The straddle and full planche variants are so insanely hard few people on this earth are capable of doing them. If you can't weighted dip +1.0 BW at least your chances of being able to do a full planche pushup are laughable. Even then, the full body demands of the planche mean that even if you can do a >+1.0x BW dip, you have no chance of being able to do a planche unless you train for it, despite having in the ballpark of enough pressing strength.


I YouTubed this and I'll give you that, it is hard, but you can't just factor in strength. Each video I watched the person wasn't more than 8% bodyfat at most, so for your average person this just isn't happening and you have to rely on more common movements such as Bench, OHP, Squat, DL, Chin-ups, Dips, GHR's, RDL's, etc for strength training.

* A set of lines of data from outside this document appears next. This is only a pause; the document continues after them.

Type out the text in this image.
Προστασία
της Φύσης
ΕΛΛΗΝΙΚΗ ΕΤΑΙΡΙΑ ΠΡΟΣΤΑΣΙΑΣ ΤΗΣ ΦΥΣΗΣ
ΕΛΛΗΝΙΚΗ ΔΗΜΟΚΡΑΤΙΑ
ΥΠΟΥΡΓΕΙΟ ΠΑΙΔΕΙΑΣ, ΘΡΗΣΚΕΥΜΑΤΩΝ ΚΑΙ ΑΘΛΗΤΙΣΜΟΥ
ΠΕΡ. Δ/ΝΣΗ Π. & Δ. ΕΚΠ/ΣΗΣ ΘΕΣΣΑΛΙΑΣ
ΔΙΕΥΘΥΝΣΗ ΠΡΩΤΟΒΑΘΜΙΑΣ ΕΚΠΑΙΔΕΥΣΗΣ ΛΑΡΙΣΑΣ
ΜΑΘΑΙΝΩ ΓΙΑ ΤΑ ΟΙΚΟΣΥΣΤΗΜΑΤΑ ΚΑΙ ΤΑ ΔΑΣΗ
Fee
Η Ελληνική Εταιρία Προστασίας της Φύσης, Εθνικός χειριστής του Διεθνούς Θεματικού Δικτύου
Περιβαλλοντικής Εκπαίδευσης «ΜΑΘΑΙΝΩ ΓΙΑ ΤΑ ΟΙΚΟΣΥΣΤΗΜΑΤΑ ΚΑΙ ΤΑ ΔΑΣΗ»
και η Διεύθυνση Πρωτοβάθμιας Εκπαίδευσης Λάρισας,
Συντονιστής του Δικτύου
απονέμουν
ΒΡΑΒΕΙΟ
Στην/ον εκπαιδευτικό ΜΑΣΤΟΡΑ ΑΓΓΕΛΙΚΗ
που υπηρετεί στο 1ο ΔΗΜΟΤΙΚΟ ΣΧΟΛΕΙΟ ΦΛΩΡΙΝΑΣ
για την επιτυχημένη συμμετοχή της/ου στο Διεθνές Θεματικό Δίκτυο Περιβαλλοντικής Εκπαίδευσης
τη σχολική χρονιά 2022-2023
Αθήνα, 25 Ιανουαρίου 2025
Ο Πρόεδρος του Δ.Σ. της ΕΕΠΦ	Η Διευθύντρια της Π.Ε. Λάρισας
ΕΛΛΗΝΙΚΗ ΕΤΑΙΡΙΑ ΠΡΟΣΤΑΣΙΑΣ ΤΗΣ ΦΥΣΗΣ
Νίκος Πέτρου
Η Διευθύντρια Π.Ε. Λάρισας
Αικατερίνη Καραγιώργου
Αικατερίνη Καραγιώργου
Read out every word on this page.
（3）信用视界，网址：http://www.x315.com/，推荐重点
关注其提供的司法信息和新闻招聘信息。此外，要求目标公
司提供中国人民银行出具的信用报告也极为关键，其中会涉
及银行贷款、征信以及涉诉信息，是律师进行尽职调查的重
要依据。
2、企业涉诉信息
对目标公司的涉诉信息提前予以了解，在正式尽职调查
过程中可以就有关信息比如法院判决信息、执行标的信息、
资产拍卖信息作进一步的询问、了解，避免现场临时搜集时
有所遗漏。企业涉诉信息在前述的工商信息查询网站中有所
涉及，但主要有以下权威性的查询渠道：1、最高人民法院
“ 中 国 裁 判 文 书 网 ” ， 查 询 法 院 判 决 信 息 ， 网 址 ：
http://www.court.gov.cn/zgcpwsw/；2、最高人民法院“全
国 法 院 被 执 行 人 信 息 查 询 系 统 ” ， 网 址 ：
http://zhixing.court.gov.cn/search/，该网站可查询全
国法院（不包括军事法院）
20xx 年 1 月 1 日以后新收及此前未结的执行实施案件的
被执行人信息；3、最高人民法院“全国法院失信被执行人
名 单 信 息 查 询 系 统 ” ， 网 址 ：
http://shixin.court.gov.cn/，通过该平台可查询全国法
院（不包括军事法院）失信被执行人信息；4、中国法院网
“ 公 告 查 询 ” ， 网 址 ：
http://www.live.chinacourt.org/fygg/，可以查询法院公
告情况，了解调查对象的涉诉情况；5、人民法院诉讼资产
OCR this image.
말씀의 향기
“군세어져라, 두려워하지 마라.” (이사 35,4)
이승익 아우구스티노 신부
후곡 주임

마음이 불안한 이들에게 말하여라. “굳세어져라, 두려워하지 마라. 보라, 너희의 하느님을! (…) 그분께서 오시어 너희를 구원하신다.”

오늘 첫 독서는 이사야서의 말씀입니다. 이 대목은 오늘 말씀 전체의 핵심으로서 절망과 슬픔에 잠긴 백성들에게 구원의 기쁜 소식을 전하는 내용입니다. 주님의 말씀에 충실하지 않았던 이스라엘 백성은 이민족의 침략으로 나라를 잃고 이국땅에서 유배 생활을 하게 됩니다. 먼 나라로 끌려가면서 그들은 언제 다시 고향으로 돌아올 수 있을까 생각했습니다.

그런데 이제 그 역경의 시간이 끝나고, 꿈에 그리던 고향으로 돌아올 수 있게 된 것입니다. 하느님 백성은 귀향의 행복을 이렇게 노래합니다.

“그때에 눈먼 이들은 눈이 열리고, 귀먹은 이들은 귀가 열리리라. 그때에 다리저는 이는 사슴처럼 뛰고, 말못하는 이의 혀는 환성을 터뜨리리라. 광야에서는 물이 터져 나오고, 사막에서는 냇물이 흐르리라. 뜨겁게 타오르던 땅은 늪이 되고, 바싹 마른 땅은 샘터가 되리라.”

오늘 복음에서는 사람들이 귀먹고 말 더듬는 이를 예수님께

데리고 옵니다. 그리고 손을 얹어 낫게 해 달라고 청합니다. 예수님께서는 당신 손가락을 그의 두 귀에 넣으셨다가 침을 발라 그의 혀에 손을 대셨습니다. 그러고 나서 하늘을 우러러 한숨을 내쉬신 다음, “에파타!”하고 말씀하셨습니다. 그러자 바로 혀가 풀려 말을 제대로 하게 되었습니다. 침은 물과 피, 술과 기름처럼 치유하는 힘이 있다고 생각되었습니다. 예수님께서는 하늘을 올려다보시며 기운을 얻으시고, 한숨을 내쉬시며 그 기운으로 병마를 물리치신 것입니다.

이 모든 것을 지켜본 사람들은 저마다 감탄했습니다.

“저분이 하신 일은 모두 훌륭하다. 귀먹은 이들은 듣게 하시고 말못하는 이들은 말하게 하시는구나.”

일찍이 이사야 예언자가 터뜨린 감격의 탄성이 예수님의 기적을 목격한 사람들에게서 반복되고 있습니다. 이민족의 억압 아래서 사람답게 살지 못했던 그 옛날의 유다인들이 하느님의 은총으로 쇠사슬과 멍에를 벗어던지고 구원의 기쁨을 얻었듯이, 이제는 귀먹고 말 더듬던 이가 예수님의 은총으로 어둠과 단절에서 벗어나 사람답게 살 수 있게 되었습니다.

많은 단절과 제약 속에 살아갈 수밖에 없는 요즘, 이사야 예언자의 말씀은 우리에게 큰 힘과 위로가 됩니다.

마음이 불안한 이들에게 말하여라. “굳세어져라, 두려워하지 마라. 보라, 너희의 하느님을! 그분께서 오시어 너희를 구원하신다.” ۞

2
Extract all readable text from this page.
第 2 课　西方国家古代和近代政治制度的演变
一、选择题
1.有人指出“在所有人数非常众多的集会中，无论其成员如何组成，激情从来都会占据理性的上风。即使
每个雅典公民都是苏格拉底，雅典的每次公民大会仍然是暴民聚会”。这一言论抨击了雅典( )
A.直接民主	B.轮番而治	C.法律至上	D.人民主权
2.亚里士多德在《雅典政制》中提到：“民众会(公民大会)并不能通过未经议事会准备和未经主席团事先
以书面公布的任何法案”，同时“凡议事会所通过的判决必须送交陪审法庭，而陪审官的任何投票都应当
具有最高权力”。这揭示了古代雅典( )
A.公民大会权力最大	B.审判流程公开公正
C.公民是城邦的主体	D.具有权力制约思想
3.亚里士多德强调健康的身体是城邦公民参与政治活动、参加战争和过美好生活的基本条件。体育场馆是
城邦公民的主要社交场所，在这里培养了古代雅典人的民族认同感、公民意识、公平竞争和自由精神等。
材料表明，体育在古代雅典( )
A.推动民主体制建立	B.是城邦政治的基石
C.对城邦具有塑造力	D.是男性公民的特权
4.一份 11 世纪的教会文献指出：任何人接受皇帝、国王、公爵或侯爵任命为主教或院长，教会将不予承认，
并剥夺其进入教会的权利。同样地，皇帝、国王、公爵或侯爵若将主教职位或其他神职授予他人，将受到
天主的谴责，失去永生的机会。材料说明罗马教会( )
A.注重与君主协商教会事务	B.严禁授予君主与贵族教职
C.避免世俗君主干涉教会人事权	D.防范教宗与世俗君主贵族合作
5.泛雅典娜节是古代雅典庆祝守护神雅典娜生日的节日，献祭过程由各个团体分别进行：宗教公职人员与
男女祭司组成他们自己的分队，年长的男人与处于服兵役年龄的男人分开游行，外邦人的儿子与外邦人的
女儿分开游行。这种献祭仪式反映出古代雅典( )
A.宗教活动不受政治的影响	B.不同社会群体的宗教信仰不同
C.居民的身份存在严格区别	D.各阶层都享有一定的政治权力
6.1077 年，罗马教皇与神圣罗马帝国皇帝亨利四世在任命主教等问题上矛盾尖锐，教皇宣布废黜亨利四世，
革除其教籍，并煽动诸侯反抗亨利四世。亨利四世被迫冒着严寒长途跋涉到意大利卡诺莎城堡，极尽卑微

Right, your average person will never get there. The resistance is just flat out too high. It requires strength:size ratios that mean either a very slight but super strong build, or ultra strong normal sized people. If you start eating for hypertrophy and focus more on the physical aspects than pure performance, your chance of ever doing a good form planche pushup is quite low.

But since there is a fairly linear progression all the way there (granted it takes full body strength once you get to the planche variants, despite being a pressing dominant exercise), most people will never get strong enough to get there and will never run out of resistance, hence my saying that resistance is infinite.